Mediterranean Diet the best of ALL
By Dr. Fields
As a holistic physician, I am focused on prevention based medicine. I firmly believe that we do far too much intervention in this country and not enough prevention. When it comes to cardiology these are some of the most costly invasive procedures. To mention a few, these include stents, balloon angioplasties, and bypass surgeries. There is no evidence that putting in a stent or performing a surgical bypass prevents future heart attacks—none. As Dr. Dean Ornish has proven, it is really changing lifestyle and diet that reverts cardiovascular disease. Vascular disease-atherosclerosis is a metabolic disorder requiring a metabolic solution. If all physicians, like holistic physicians, would seriously invest the time in teaching our patients how to prevent heart disease, we could actually see a significant drop in the amount of cardiovascular mortality. Every 36 seconds, someone in America dies of an illness related to cardiovascular disease. This is clear proof it is time for a new model—and this must be based on prevention. For me the Standard American Diet stands for S.A.D.. So let’s learn more about what diet we know works.
Now I am Italian and you might think I must be biased but a wealth of growing research backs the benefits of the Mediterranean diet. The science has consistently revealed that this diet yields many health benefits including cardiovascular disease prevention, weight management, improved blood sugar metabolism, reduced blood pressure, decreased inflammation, and cancer prevention. A study by Ansel Keys at the University of Minnesota described his conclusions from his seven countries study. He determined that the dietary patterns of people living in the Mediterranean region were associated with better health and longer life. A middle-aged Greek man, for instance, was 90% less likely to have cardiovascular disease than a comparable man in the west.

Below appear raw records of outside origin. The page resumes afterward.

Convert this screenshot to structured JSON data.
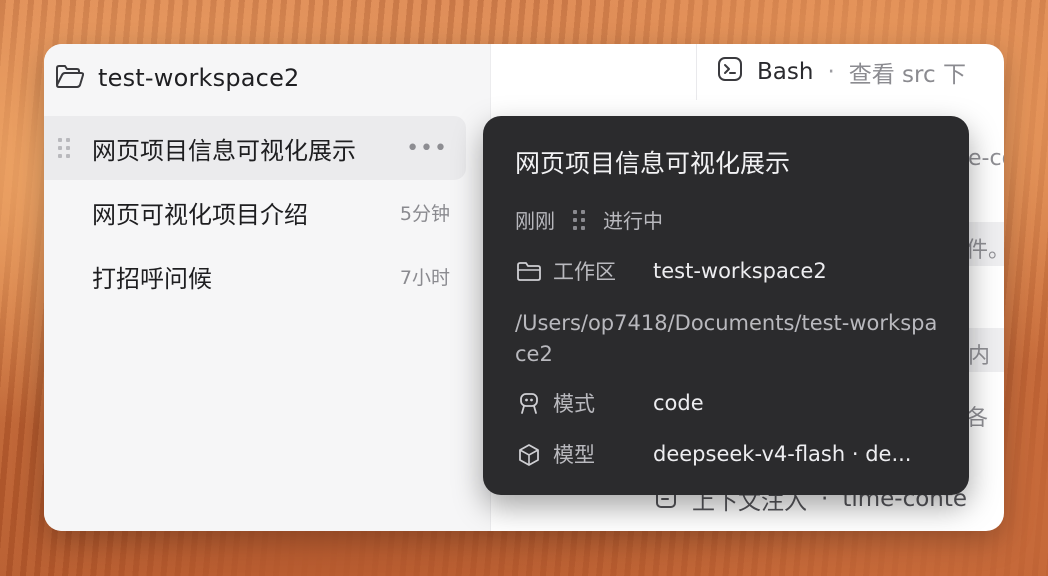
{
  "sidebar": {
    "workspace_name": "test-workspace2",
    "items": [
      {
        "label": "网页项目信息可视化展示",
        "time": "",
        "more": "•••"
      },
      {
        "label": "网页可视化项目介绍",
        "time": "5分钟"
      },
      {
        "label": "打招呼问候",
        "time": "7小时"
      }
    ]
  },
  "right_panel": {
    "tab": {
      "label": "Bash",
      "separator": "·",
      "detail": "查看 src 下"
    },
    "bg_lines": [
      "e-conte",
      "件。",
      "内",
      "各",
      "上下文注入",
      "time-conte"
    ],
    "bottom": {
      "label": "上下文注入",
      "separator": "·",
      "detail": "time-conte"
    }
  },
  "tooltip": {
    "title": "网页项目信息可视化展示",
    "time": "刚刚",
    "status": "进行中",
    "workspace_key": "工作区",
    "workspace_value": "test-workspace2",
    "path": "/Users/op7418/Documents/test-workspace2",
    "mode_key": "模式",
    "mode_value": "code",
    "model_key": "模型",
    "model_value": "deepseek-v4-flash · de..."
  },
  "icons": {
    "workspace": "folder-open-icon",
    "tab": "terminal-icon",
    "tooltip_workspace": "folder-icon",
    "tooltip_mode": "robot-icon",
    "tooltip_model": "cube-icon",
    "bottom": "document-icon"
  }
}
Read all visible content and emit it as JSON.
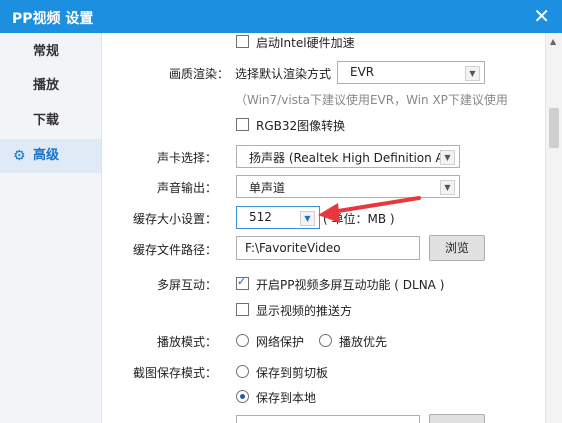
{
  "window": {
    "title": "PP视频 设置",
    "close_icon": "✕"
  },
  "sidebar": {
    "items": [
      {
        "label": "常规"
      },
      {
        "label": "播放"
      },
      {
        "label": "下载"
      },
      {
        "label": "高级",
        "icon": "gear-icon",
        "active": true
      }
    ]
  },
  "settings": {
    "intel_accel": {
      "label": "启动Intel硬件加速",
      "checked": false
    },
    "render": {
      "label": "画质渲染：",
      "prompt": "选择默认渲染方式",
      "value": "EVR",
      "hint": "（Win7/vista下建议使用EVR，Win XP下建议使用"
    },
    "rgb32": {
      "label": "RGB32图像转换",
      "checked": false
    },
    "sound_card": {
      "label": "声卡选择：",
      "value": "扬声器 (Realtek High Definition Au"
    },
    "sound_output": {
      "label": "声音输出：",
      "value": "单声道"
    },
    "cache_size": {
      "label": "缓存大小设置：",
      "value": "512",
      "unit": "( 单位：MB )"
    },
    "cache_path": {
      "label": "缓存文件路径：",
      "value": "F:\\FavoriteVideo",
      "browse": "浏览"
    },
    "multiscreen": {
      "label": "多屏互动：",
      "dlna": {
        "label": "开启PP视频多屏互动功能 ( DLNA )",
        "checked": true
      },
      "show_device": {
        "label": "显示视频的推送方",
        "checked": false
      }
    },
    "play_mode": {
      "label": "播放模式：",
      "options": [
        {
          "label": "网络保护",
          "checked": false
        },
        {
          "label": "播放优先",
          "checked": false
        }
      ]
    },
    "screenshot_mode": {
      "label": "截图保存模式：",
      "options": [
        {
          "label": "保存到剪切板",
          "checked": false
        },
        {
          "label": "保存到本地",
          "checked": true
        }
      ]
    }
  },
  "colors": {
    "accent": "#1d8fe0",
    "annotation_arrow": "#e8383d"
  }
}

Why does the Mediterranean Diet work? The Diet is rich in whole grains, legumes, fruits, vegetables, lean protein, fish, and lots of olive oil. Growing up in Italy I remember a typical lunch involved three different courses that you ate slowly and with your family. Commonly we had very little meat—one U.S. steak would be pounded out to make a serving of meat for 10 people. . We had at least 5-6 different vegetables for both lunch and dinner and fruit was always our desert. The diet significantly reduces saturated fat consumption and eliminates trans fat intake, thereby reducing atherosclerosis and significantly improving cardiovascular health. It also reduces inflammation by supplying significant quantities of free radical-fighting antioxidants. It is clear that any diet affectively reducing inflammation will significantly reduce ones risk for all degenerative diseases such as heart disease, cancer, diabetes, osteoporosis, stroke and even Alzheimer’s disease. The British researchers did a decade long prospective study on a large sample of the aging U.S. population. They concluded that “the Mediterranean diet was associated with reduced all-cause and cause specific mortality”.
It is not only the diet that gives the Mediterranean people there great health statistics but also we must not forget their lifestyle. Slow down to eat, exercise daily, enjoy life, connect to the world and do not forget to nap.